Saw the onc today who offered an alternative, seeing as my tumors (breast and lymph) have shrunk at least 50% just on AC alone - surgery, then Xeloda for 6 months. I'll have to research the Xeloda, but that makes me feel a LOT more confident about things.

I don't know what it is about the taxanes, I just don't feel they are right for me, and ultimately, there are no guarantees anyway. I think mentally having cancerous tumors in my body is where the block is - I just want it OUT!

RatherBeSailing

GreekMomma -

So sorry you're going through this, and I think we all understand the frustration of a lack of clear cut answers!

None of us knows enough about your situation to give medical advice, so please take what I say for what it is. You might want to remember, though, that surgery treats the cancer in your breast, but it is the AC and taxol that also attack any possible cancer cells elsewhere in your body. Given that you did have positive nodes it might be they want to go after any possible stray cells as quickly as possible, and with everything they've got. My understanding is that taxol is usually recommended for node positive patients and for node-negative patients with aggressive tumors. And from what I've read, the studies on capecitabine, including CREATE-X, show a much smaller benefit in ER/PR+/HER2- patients - especially after the first few years.

Anecdotally, my response was similar to that of ElaineTherese, although I was ER/PR+ and HER2-. My tumor shrank a lot on AC, but with the addition of taxol it completely disappeared on MRI. Mine was grade 3 which is likely why I had such a good response.

One thought: maybe you could continue with the taxol - if you have a bad reaction there are nurses and doctors right there to help - and get genetic testing during that time period. Given your age and family history, it might make sense to know where you stand, as it might influence your choice of surgery.

I know you said you're in a small town, but honestly wonder if there is a way you can get a second opinion remotely from a breast cancer specialist at one of the NCI centers. I'm guessing your oncologist's recommendations are sound. But you need to feel comfortable with what you're being told. We all can read studies but we also need to remember, I think, it's not what we do for a living. And it's complicated!

Best of luck to you.

1Greekmomma

Hi RatherBeSailing,

Xeloda seems to be the go-to for when pCR is not achieved, so I'm ok with that. I've laid off reading studies because frankly there can be ten studies on a subject with difference conclusions. One study says taxanes don't really offer much benefit to ER+/Her2- cancers, another says it does.

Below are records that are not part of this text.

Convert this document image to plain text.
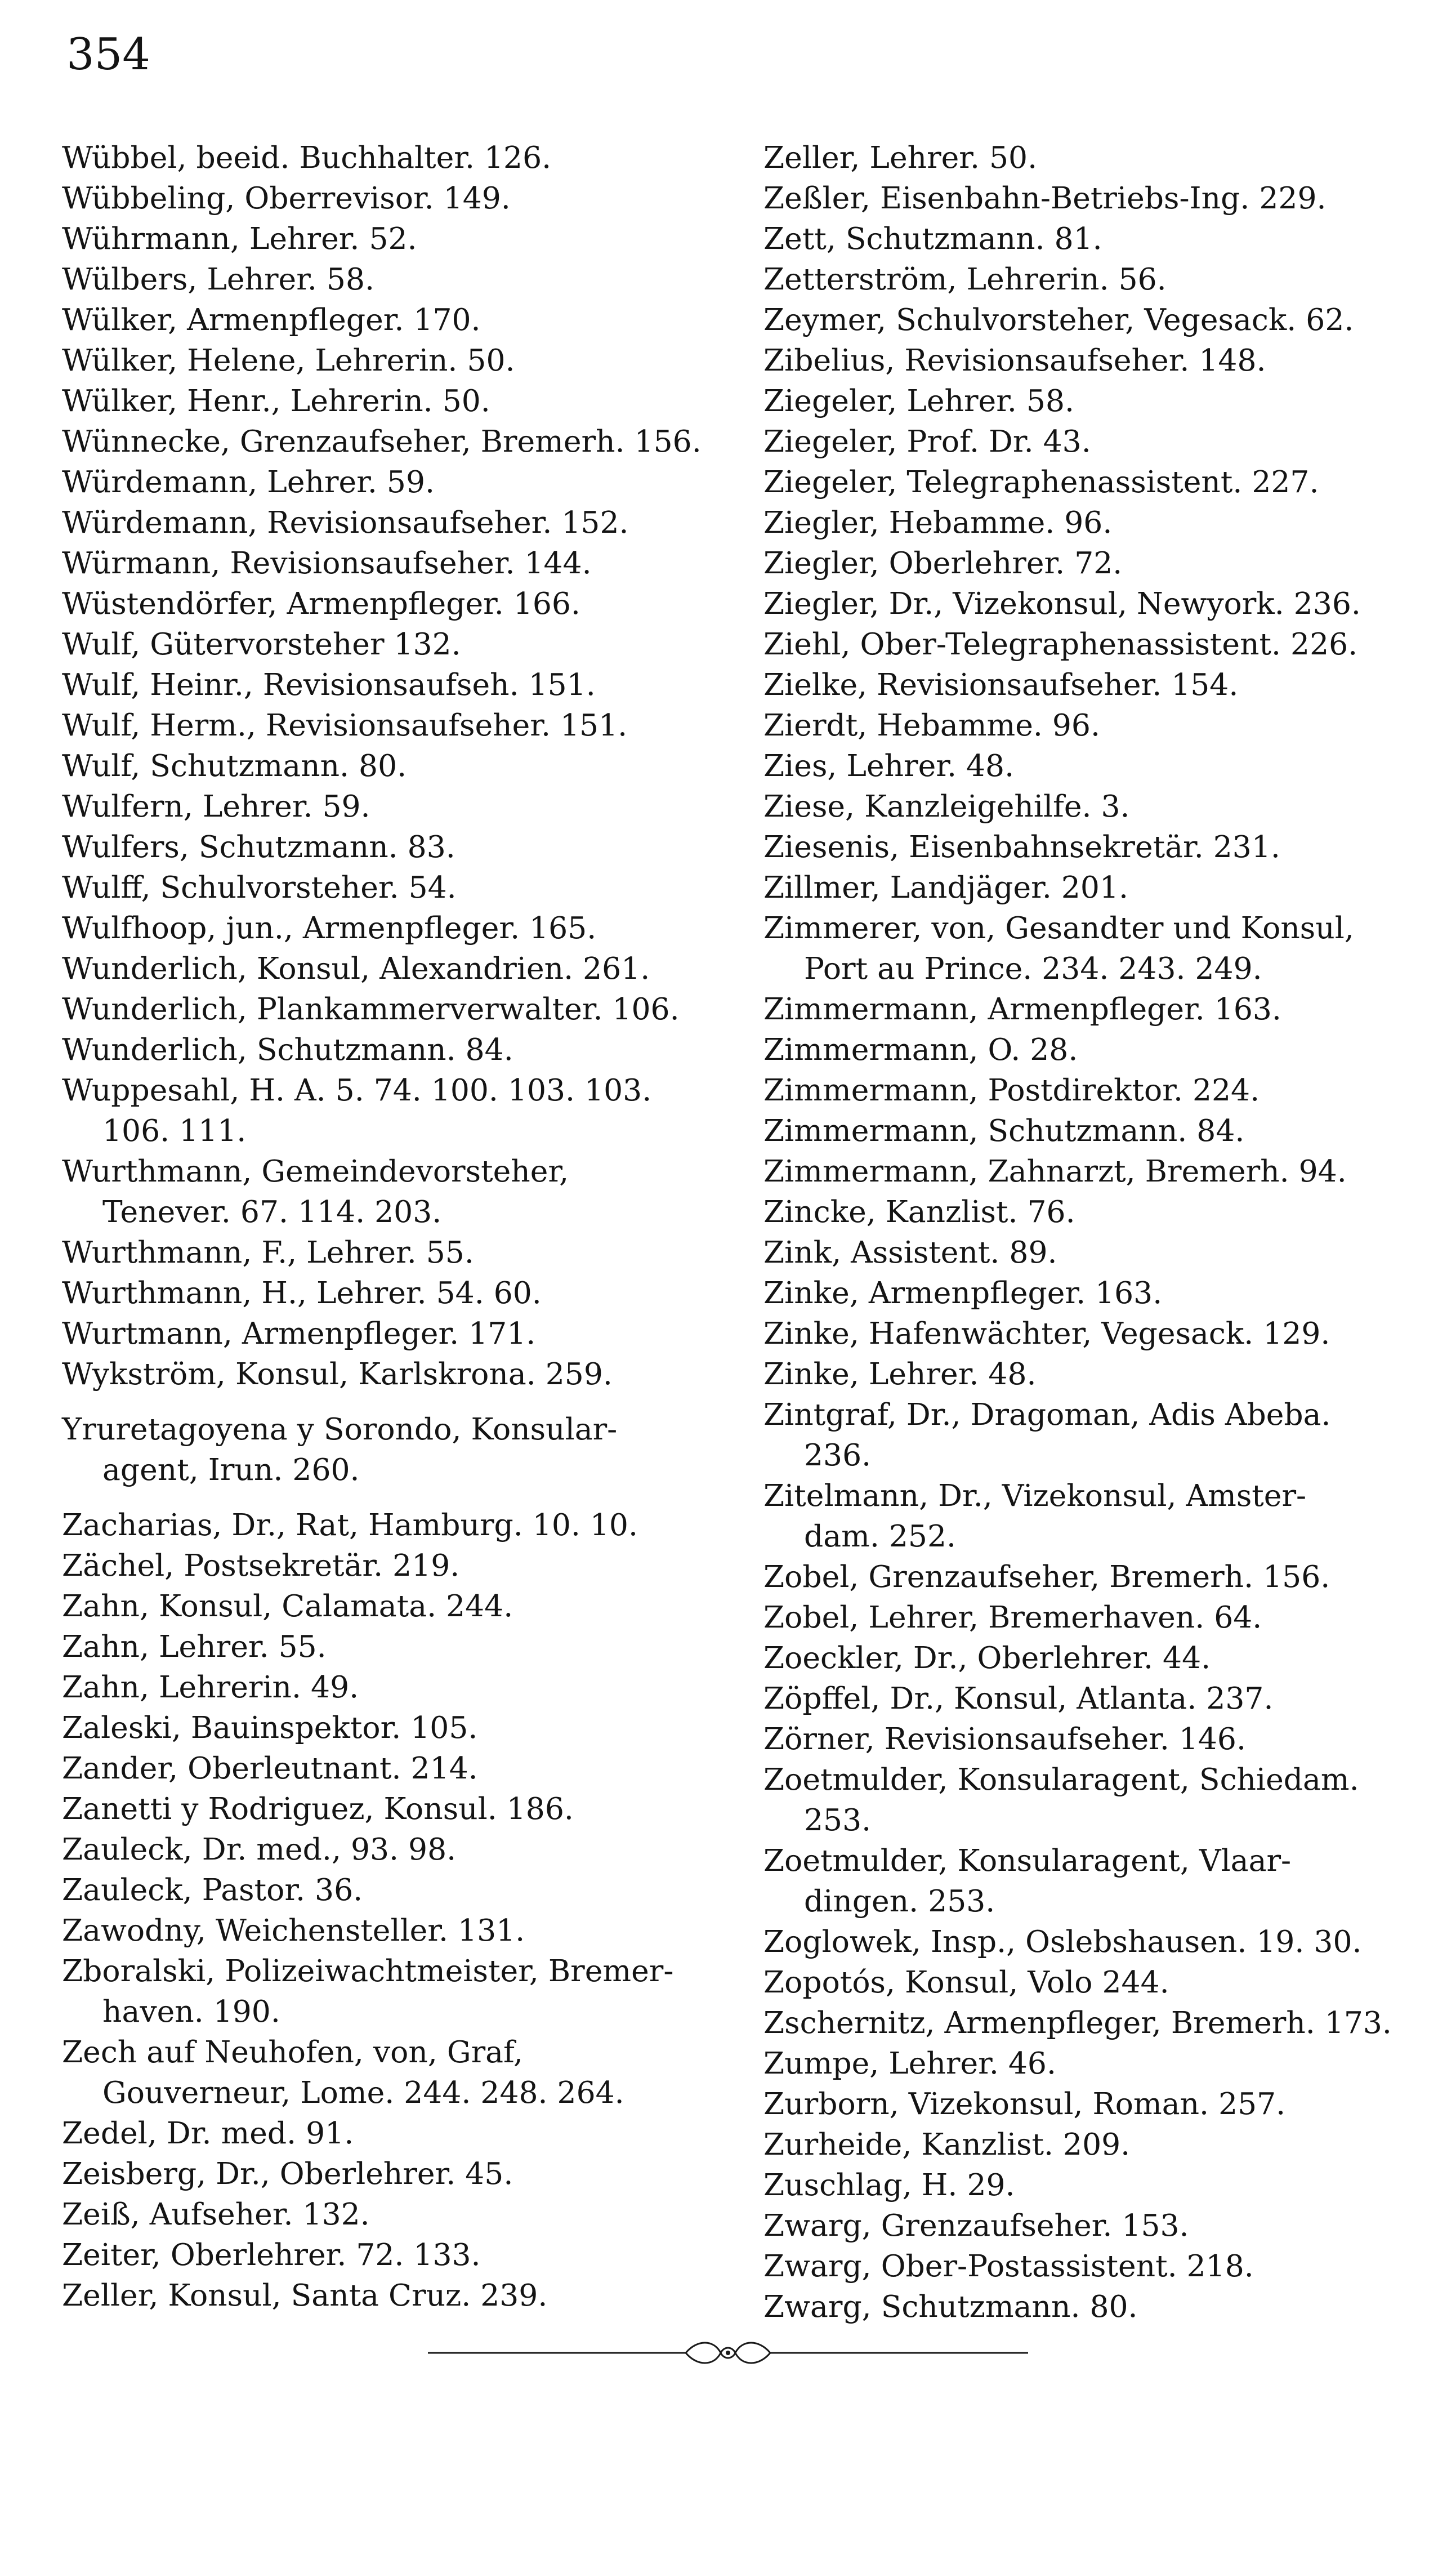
354
Wübbel, beeid. Buchhalter. 126.
Wübbeling, Oberrevisor. 149.
Wührmann, Lehrer. 52.
Wülbers, Lehrer. 58.
Wülker, Armenpfleger. 170.
Wülker, Helene, Lehrerin. 50.
Wülker, Henr., Lehrerin. 50.
Wünnecke, Grenzaufseher, Bremerh. 156.
Würdemann, Lehrer. 59.
Würdemann, Revisionsaufseher. 152.
Würmann, Revisionsaufseher. 144.
Wüstendörfer, Armenpfleger. 166.
Wulf, Gütervorsteher 132.
Wulf, Heinr., Revisionsaufseh. 151.
Wulf, Herm., Revisionsaufseher. 151.
Wulf, Schutzmann. 80.
Wulfern, Lehrer. 59.
Wulfers, Schutzmann. 83.
Wulff, Schulvorsteher. 54.
Wulfhoop, jun., Armenpfleger. 165.
Wunderlich, Konsul, Alexandrien. 261.
Wunderlich, Plankammerverwalter. 106.
Wunderlich, Schutzmann. 84.
Wuppesahl, H. A. 5. 74. 100. 103. 103.
106. 111.
Wurthmann, Gemeindevorsteher,
Tenever. 67. 114. 203.
Wurthmann, F., Lehrer. 55.
Wurthmann, H., Lehrer. 54. 60.
Wurtmann, Armenpfleger. 171.
Wykström, Konsul, Karlskrona. 259.
Yruretagoyena y Sorondo, Konsular-
agent, Irun. 260.
Zacharias, Dr., Rat, Hamburg. 10. 10.
Zächel, Postsekretär. 219.
Zahn, Konsul, Calamata. 244.
Zahn, Lehrer. 55.
Zahn, Lehrerin. 49.
Zaleski, Bauinspektor. 105.
Zander, Oberleutnant. 214.
Zanetti y Rodriguez, Konsul. 186.
Zauleck, Dr. med., 93. 98.
Zauleck, Pastor. 36.
Zawodny, Weichensteller. 131.
Zboralski, Polizeiwachtmeister, Bremer-
haven. 190.
Zech auf Neuhofen, von, Graf,
Gouverneur, Lome. 244. 248. 264.
Zedel, Dr. med. 91.
Zeisberg, Dr., Oberlehrer. 45.
Zeiß, Aufseher. 132.
Zeiter, Oberlehrer. 72. 133.
Zeller, Konsul, Santa Cruz. 239.
Zeller, Lehrer. 50.
Zeßler, Eisenbahn-Betriebs-Ing. 229.
Zett, Schutzmann. 81.
Zetterström, Lehrerin. 56.
Zeymer, Schulvorsteher, Vegesack. 62.
Zibelius, Revisionsaufseher. 148.
Ziegeler, Lehrer. 58.
Ziegeler, Prof. Dr. 43.
Ziegeler, Telegraphenassistent. 227.
Ziegler, Hebamme. 96.
Ziegler, Oberlehrer. 72.
Ziegler, Dr., Vizekonsul, Newyork. 236.
Ziehl, Ober-Telegraphenassistent. 226.
Zielke, Revisionsaufseher. 154.
Zierdt, Hebamme. 96.
Zies, Lehrer. 48.
Ziese, Kanzleigehilfe. 3.
Ziesenis, Eisenbahnsekretär. 231.
Zillmer, Landjäger. 201.
Zimmerer, von, Gesandter und Konsul,
Port au Prince. 234. 243. 249.
Zimmermann, Armenpfleger. 163.
Zimmermann, O. 28.
Zimmermann, Postdirektor. 224.
Zimmermann, Schutzmann. 84.
Zimmermann, Zahnarzt, Bremerh. 94.
Zincke, Kanzlist. 76.
Zink, Assistent. 89.
Zinke, Armenpfleger. 163.
Zinke, Hafenwächter, Vegesack. 129.
Zinke, Lehrer. 48.
Zintgraf, Dr., Dragoman, Adis Abeba.
236.
Zitelmann, Dr., Vizekonsul, Amster-
dam. 252.
Zobel, Grenzaufseher, Bremerh. 156.
Zobel, Lehrer, Bremerhaven. 64.
Zoeckler, Dr., Oberlehrer. 44.
Zöpffel, Dr., Konsul, Atlanta. 237.
Zörner, Revisionsaufseher. 146.
Zoetmulder, Konsularagent, Schiedam.
253.
Zoetmulder, Konsularagent, Vlaar-
dingen. 253.
Zoglowek, Insp., Oslebshausen. 19. 30.
Zopotós, Konsul, Volo 244.
Zschernitz, Armenpfleger, Bremerh. 173.
Zumpe, Lehrer. 46.
Zurborn, Vizekonsul, Roman. 257.
Zurheide, Kanzlist. 209.
Zuschlag, H. 29.
Zwarg, Grenzaufseher. 153.
Zwarg, Ober-Postassistent. 218.
Zwarg, Schutzmann. 80.
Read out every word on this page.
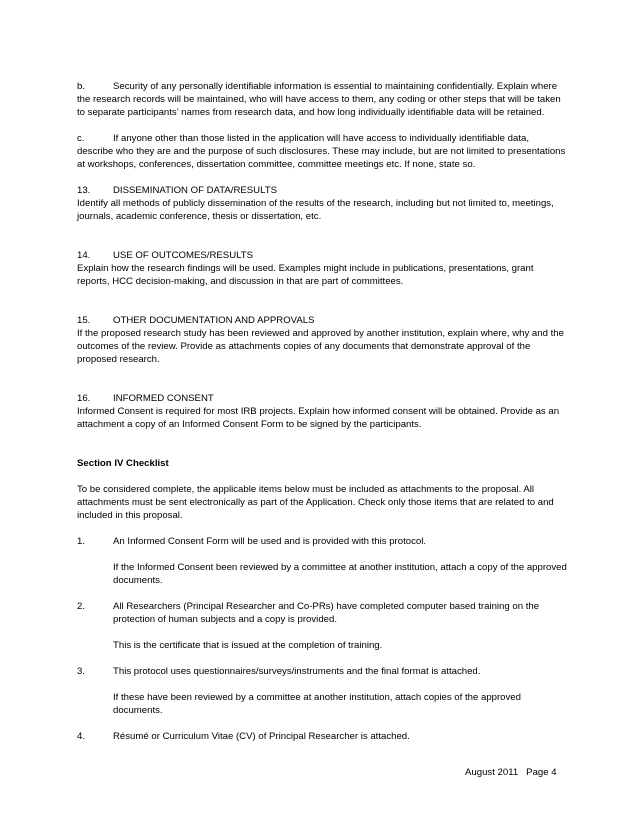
b.	Security of any personally identifiable information is essential to maintaining confidentially. Explain where the research records will be maintained, who will have access to them, any coding or other steps that will be taken to separate participants’ names from research data, and how long individually identifiable data will be retained.

c.	If anyone other than those listed in the application will have access to individually identifiable data, describe who they are and the purpose of such disclosures. These may include, but are not limited to presentations at workshops, conferences, dissertation committee, committee meetings etc. If none, state so.

13.	DISSEMINATION OF DATA/RESULTS

Identify all methods of publicly dissemination of the results of the research, including but not limited to, meetings, journals, academic conference, thesis or dissertation, etc.

14.	USE OF OUTCOMES/RESULTS

Explain how the research findings will be used. Examples might include in publications, presentations, grant reports, HCC decision-making, and discussion in that are part of committees.

15.	OTHER DOCUMENTATION AND APPROVALS

If the proposed research study has been reviewed and approved by another institution, explain where, why and the outcomes of the review. Provide as attachments copies of any documents that demonstrate approval of the proposed research.

16.	INFORMED CONSENT

Informed Consent is required for most IRB projects. Explain how informed consent will be obtained. Provide as an attachment a copy of an Informed Consent Form to be signed by the participants.

Section IV Checklist

To be considered complete, the applicable items below must be included as attachments to the proposal. All attachments must be sent electronically as part of the Application. Check only those items that are related to and included in this proposal.

1.	An Informed Consent Form will be used and is provided with this protocol.

If the Informed Consent been reviewed by a committee at another institution, attach a copy of the approved documents.

2.	All Researchers (Principal Researcher and Co-PRs) have completed computer based training on the protection of human subjects and a copy is provided.

This is the certificate that is issued at the completion of training.

3.	This protocol uses questionnaires/surveys/instruments and the final format is attached.

If these have been reviewed by a committee at another institution, attach copies of the approved documents.

4.	Résumé or Curriculum Vitae (CV) of Principal Researcher is attached.
August 2011 Page 4
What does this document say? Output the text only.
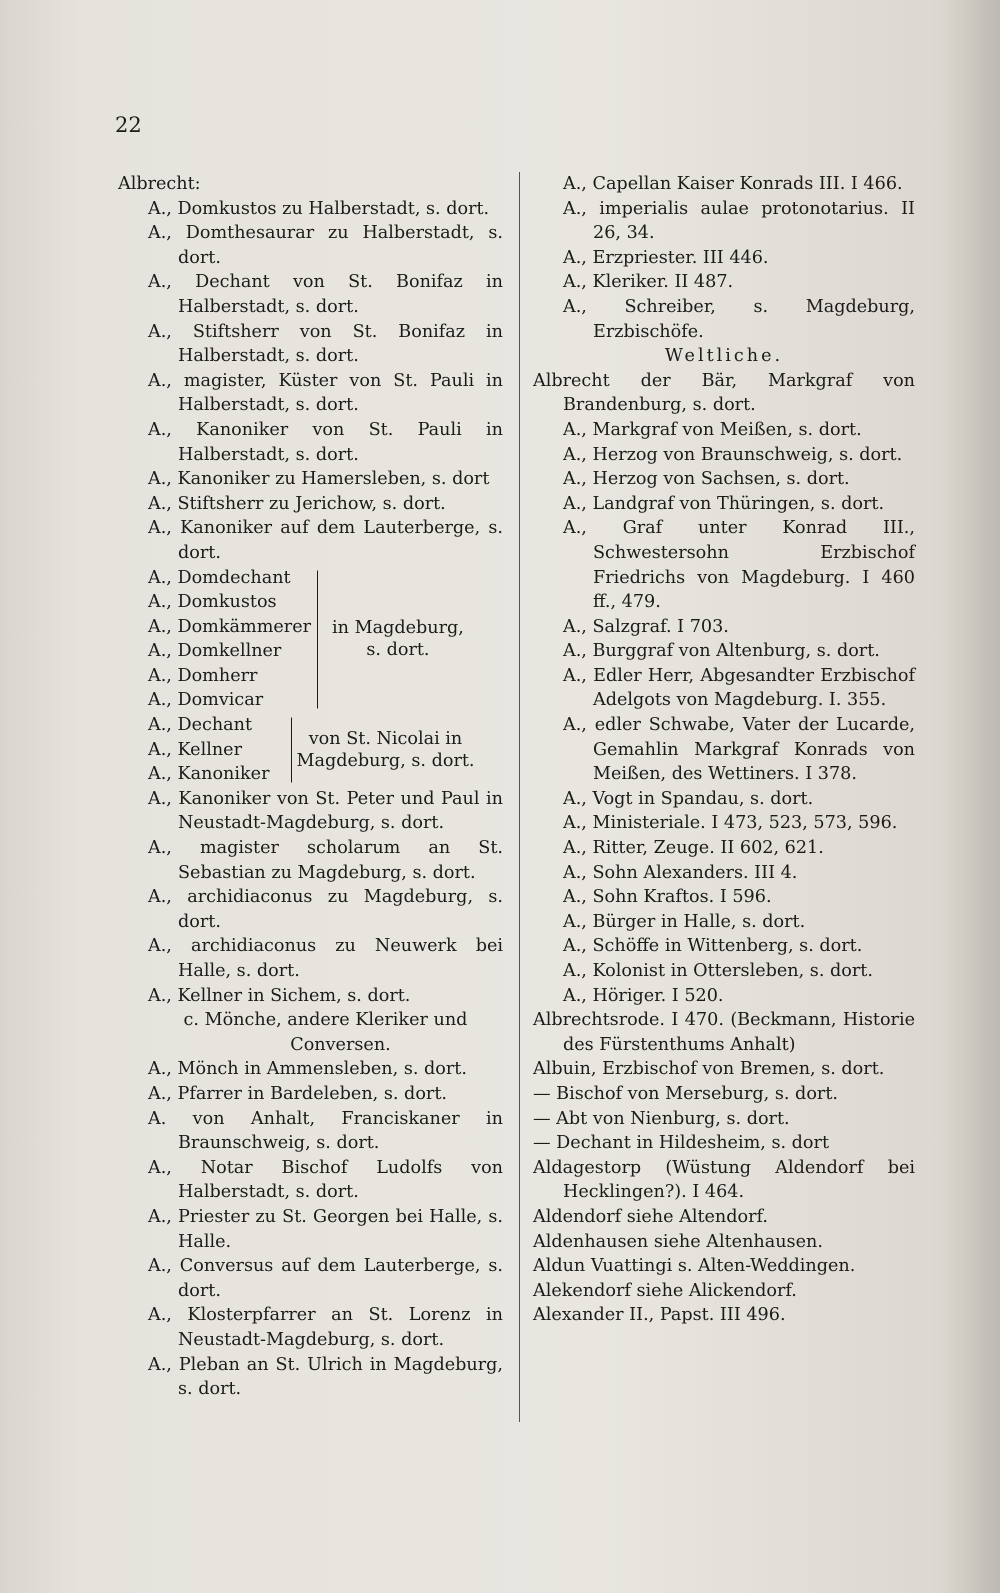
22

Albrecht:

A., Domkustos zu Halberstadt, s. dort.

A., Domthesaurar zu Halberstadt, s. dort.

A., Dechant von St. Bonifaz in Halberstadt, s. dort.

A., Stiftsherr von St. Bonifaz in Halberstadt, s. dort.

A., magister, Küster von St. Pauli in Halberstadt, s. dort.

A., Kanoniker von St. Pauli in Halberstadt, s. dort.

A., Kanoniker zu Hamersleben, s. dort

A., Stiftsherr zu Jerichow, s. dort.

A., Kanoniker auf dem Lauterberge, s. dort.

A., Domdechant
A., Domkustos
A., Domkämmerer
A., Domkellner
A., Domherr
A., Domvicar
in Magdeburg,
s. dort.
A., Dechant
A., Kellner
A., Kanoniker
von St. Nicolai in
Magdeburg, s. dort.

A., Kanoniker von St. Peter und Paul in Neustadt-Magdeburg, s. dort.

A., magister scholarum an St. Sebastian zu Magdeburg, s. dort.

A., archidiaconus zu Magdeburg, s. dort.

A., archidiaconus zu Neuwerk bei Halle, s. dort.

A., Kellner in Sichem, s. dort.

c. Mönche, andere Kleriker und Conversen.

A., Mönch in Ammensleben, s. dort.

A., Pfarrer in Bardeleben, s. dort.

A. von Anhalt, Franciskaner in Braunschweig, s. dort.

A., Notar Bischof Ludolfs von Halberstadt, s. dort.

A., Priester zu St. Georgen bei Halle, s. Halle.

A., Conversus auf dem Lauterberge, s. dort.

A., Klosterpfarrer an St. Lorenz in Neustadt-Magdeburg, s. dort.

A., Pleban an St. Ulrich in Magdeburg, s. dort.

A., Capellan Kaiser Konrads III. I 466.

A., imperialis aulae protonotarius. II 26, 34.

A., Erzpriester. III 446.

A., Kleriker. II 487.

A., Schreiber, s. Magdeburg, Erzbischöfe.

Weltliche.

Albrecht der Bär, Markgraf von Brandenburg, s. dort.

A., Markgraf von Meißen, s. dort.

A., Herzog von Braunschweig, s. dort.

A., Herzog von Sachsen, s. dort.

A., Landgraf von Thüringen, s. dort.

A., Graf unter Konrad III., Schwestersohn Erzbischof Friedrichs von Magdeburg. I 460 ff., 479.

A., Salzgraf. I 703.

A., Burggraf von Altenburg, s. dort.

A., Edler Herr, Abgesandter Erzbischof Adelgots von Magdeburg. I. 355.

A., edler Schwabe, Vater der Lucarde, Gemahlin Markgraf Konrads von Meißen, des Wettiners. I 378.

A., Vogt in Spandau, s. dort.

A., Ministeriale. I 473, 523, 573, 596.

A., Ritter, Zeuge. II 602, 621.

A., Sohn Alexanders. III 4.

A., Sohn Kraftos. I 596.

A., Bürger in Halle, s. dort.

A., Schöffe in Wittenberg, s. dort.

A., Kolonist in Ottersleben, s. dort.

A., Höriger. I 520.

Albrechtsrode. I 470. (Beckmann, Historie des Fürstenthums Anhalt)

Albuin, Erzbischof von Bremen, s. dort.

— Bischof von Merseburg, s. dort.

— Abt von Nienburg, s. dort.

— Dechant in Hildesheim, s. dort

Aldagestorp (Wüstung Aldendorf bei Hecklingen?). I 464.

Aldendorf siehe Altendorf.

Aldenhausen siehe Altenhausen.

Aldun Vuattingi s. Alten-Weddingen.

Alekendorf siehe Alickendorf.

Alexander II., Papst. III 496.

It's the study done (yes, albeit on mice, but breast tissue was also analyzed) that shows metastasis potential with taxanes, and another study of data showing a link (not that correlation equals causation, I know) between brain mets and taxanes, that gives me pause. The irony of the findings is that while taxanes are great at shrinking solid tumors, they also can cause the cells to grow more tentacles, thus increasing the ability for stray cells to reattach elsewhere. Well... yeah I want my tumor gone, but I don't want to assist any stray cells from finding a new home, either!

Ultimately, there are no guarantees. As I have said before, there are women who did everything by the book and still had recurrences or mets. There are others who decided they didn't want to continue with treatment (or couldn't due to severe SEs) and are getting along just fine years later.

Just gotta walk by faith on this one!

1Greekmomma

An update for anyone who's interested...

Had last does dense AC chemo in April. No other treatment or surgery since (not by choice, but that's another story).

July - Breast MRI - no malignancy visible.

July - Chest/abdomen/pelvis CT scan - no malignancy visible. Wanted PET but insurance deemed "not necessary" *eyeroll*.

July - CA 15-3 dropped from 12.3 at diagnosis to 10.5, so obviously there's still cancer somewhere that just can't be seen.

It would appear AC alone did quite well for me, considering ER+ cancers don't typically respond as well to chemo like triple neg. or HER2 cancers do.

Unfortunately, because there was no attempt to mark my tumor prior to chemo, my only option is mastectomy *sad face*.